Il y a une différence entre une intelligence artificielle autonome et une volonté propre
L’intelligence artificielle pourrait-elle toutefois extrapoler à outrance des réponses à un problème ? Jusqu’où pourrait-elle aller pour réaliser la commande ? Tout dépend de sa programmation et des garde-fous mis en place – en quelque sorte, des « règles » qui lui auront été imposées. Aujourd’hui, avec ce genre de machines, le risque n’est pas qu’elles « violentent » un blessé, mais qu’elles blessent quelqu’un à cause d’un simple écart : souvent lourdes, elles possèdent une grande force ; une petite erreur dans le calcul de leur trajectoire peut les conduire à vous rouler sur le pied ou, pour reprendre l’exemple de la victime sous les décombres, à se déplacer trop vite ou à saisir avec trop de force une personne. C’est pourquoi la robotique nécessite des logiciels vérifiables et certifiables.

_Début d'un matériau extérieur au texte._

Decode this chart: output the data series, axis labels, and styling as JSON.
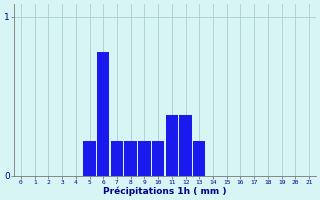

Dernière inquiétude : ces outils peuvent-ils être programmés par des gens mal intentionnés ? Oui, bien sûr, comme beaucoup d’autres. Mais cela ne doit pas alimenter le fantasme d’une IA débordant l’intelligence humaine. En réalité, tout dépend ici de ce que l’on entend par « intelligence » : si l’on parle par exemple de la capacité de lire rapidement des pages, les machines nous battent déjà ; pour autant, aucune aujourd’hui ne surpasse l’être humain sur l’ensemble de son spectre intellectuel, dans sa capacité à raisonner et à inventer.